11 upvotes, 1 direct replies (showing 1)
View submission: How awful did people talk pre-social media?
You were basically your word.
What you said represented who you were and you'd have to stand by it.
Because there was no anonymity.
Face-to-face communication also meant you would see the effects of your words immediately.
I'm not saying there were no assholes but you knew who they were and they would be held socially (and sometimes physically) accountable.
Comment by OkPhotograph3723 at 31/01/2025 at 19:12 UTC
1 upvotes, 1 direct replies
If you were a bully at school in the 1970s, there were no consequences.
Teachers shrugged their shoulders and said it was just how things were.
The only way to avoid being bullied was to change schools or have adults teach you how to avoid being picked on. No one did that for me. No one seemed to try to change the bullies’ behavior. Their parents were usually bullies as well.

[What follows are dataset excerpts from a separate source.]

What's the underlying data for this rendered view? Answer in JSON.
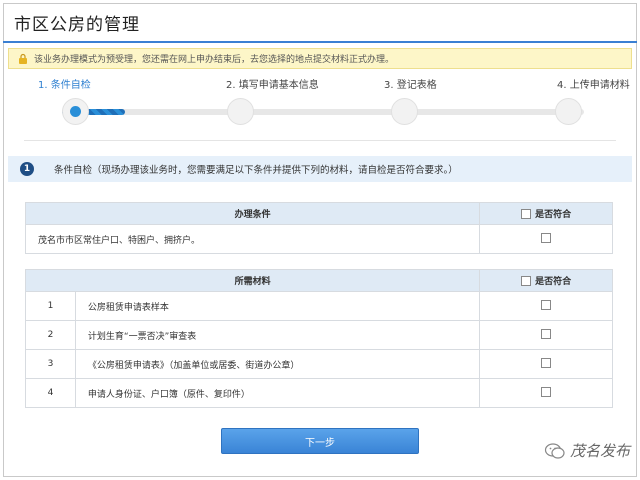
{
  "header": {
    "title": "市区公房的管理"
  },
  "notice": {
    "text": "该业务办理模式为预受理，您还需在网上申办结束后，去您选择的地点提交材料正式办理。"
  },
  "steps": {
    "items": [
      {
        "label": "1. 条件自检",
        "active": true
      },
      {
        "label": "2. 填写申请基本信息",
        "active": false
      },
      {
        "label": "3. 登记表格",
        "active": false
      },
      {
        "label": "4. 上传申请材料",
        "active": false
      }
    ],
    "progress": 0.12,
    "accent": "#2a8fd8"
  },
  "section": {
    "number": "1",
    "text": "条件自检（现场办理该业务时，您需要满足以下条件并提供下列的材料，请自检是否符合要求。）"
  },
  "conditions_table": {
    "header_label": "办理条件",
    "check_label": "是否符合",
    "rows": [
      {
        "text": "茂名市市区常住户口、特困户、拥挤户。"
      }
    ]
  },
  "materials_table": {
    "header_label": "所需材料",
    "check_label": "是否符合",
    "rows": [
      {
        "no": "1",
        "text": "公房租赁申请表样本"
      },
      {
        "no": "2",
        "text": "计划生育“一票否决”审查表"
      },
      {
        "no": "3",
        "text": "《公房租赁申请表》（加盖单位或居委、街道办公章）"
      },
      {
        "no": "4",
        "text": "申请人身份证、户口簿（原件、复印件）"
      }
    ]
  },
  "next_button": {
    "label": "下一步"
  },
  "watermark": {
    "text": "茂名发布",
    "icon": "wechat-icon"
  },
  "colors": {
    "primary": "#3b7fd2",
    "button": "#3a84d6",
    "notice_bg": "#fdf6c8"
  }
}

I finally figured out that having pop culture knowledge was one way to have something in common with my classmates. I got better at social interaction, but no thanks to anyone else.
But I heard people say all kinds of racist, classist things in the 1970s and 80s, and they didn’t really get called on it. My history teacher actually did that once. She called one of my classmates a bigot after he said something racist. I remember that so clearly, even where we were at the time. She really read him the riot act.
Sometimes kids would realize that they had just embarrassed themselves by making a racist comment in front of a teacher who was a POC.
It was changes in the culture that made that kind of language unacceptable that altered the way people spoke.